Has he done something to prove to you that he is serious about the relationship? Obviously he cheated and broke your trust but has he started to do anything to earn back your trust and show you where his heart is? And I’m not talking about calling and leaving messages full of sweet nothings. But that is a start so you can give him credit, just not too much.
At this point though, he will have to do things to make you more comfortable with his agenda while at the same time doing something that will make him uncomfortable. I’m talking about being transparent. Although you two aren’t officially together a man that really wants to make it work with you will treat your friendship like a relationship in order to make you feel comfortable.
For example if he was “working late” most of the time that he was actually having an affair, he would now be spending that time with you. Or going out of his way to call you from the office so that you know he is actually at work. Better yet he invited you to have lunch/dinner with him at the office (if his company allows).
Keep in mind that this cannot and should not go on forever. If you have to constantly check on his whereabouts, stalk him on social media and have tabs on him all the time then it's totally not worth it. That is a sign of a very unhealthy relationship and can be draining for the two of you.
Has he taken responsibility for his actions or is he still blaming you? The man that is still blaming you for the reason he cheated is not the man you want to take back. A real man will acknowledge his shortcomings and ask for your forgiveness.
Plus the man that says he cheated because you didn’t cook enough or you nag too much or whatever lame excuse he came up with will only find yet another reason to cheat on you in the future. To some extent your actions, or lack there of, could have had an impact on him getting closer to another woman, but the action of cheating was one made on his part, not yours. If you decide to take him back consider whether he has taken full responsibility and willing to do what it takes to win you over. If he continues to blame you and make you feel insecure then he is probably not worth giving another chance. Do not let him guilt you into changing the person you are to be with a cheater.
Did he confess or did he get caught? This one is also very important. Like I stated above, people aren’t perfect and we all make mistakes. So, if your man made a mistake, cheated and then felt bad about it and confessed it doesn’t make it right. But it does give off a sense that maybe this was really just a one time event.
On the other hand if your man cheated and eventually got caught you can’t help but wonder. If he hadn’t gotten caught would he have continued the affair? Chances are he would have continued as long as it was working for him. So in that case do you really want to have this kind of a person for a mate? I don’t think so.

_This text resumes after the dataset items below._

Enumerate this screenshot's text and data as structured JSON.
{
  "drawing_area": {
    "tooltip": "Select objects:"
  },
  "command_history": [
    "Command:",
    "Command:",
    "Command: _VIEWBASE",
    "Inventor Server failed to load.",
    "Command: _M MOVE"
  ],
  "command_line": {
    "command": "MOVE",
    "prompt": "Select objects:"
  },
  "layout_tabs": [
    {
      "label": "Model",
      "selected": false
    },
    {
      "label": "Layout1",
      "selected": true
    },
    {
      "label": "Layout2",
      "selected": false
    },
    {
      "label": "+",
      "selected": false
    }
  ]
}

Taking him back after he cheated is a tough decision. It’s a decision that shouldn’t be made immediately. So my advice would be to give it time. You need time to real the hurt and betrayal. And time will also allow him the opportunity to prove that he is worthy of being back in your life. With time you should also give each other some space. Most women want to keep a short leash on their man after he cheated but with space you should be able to make a better decision.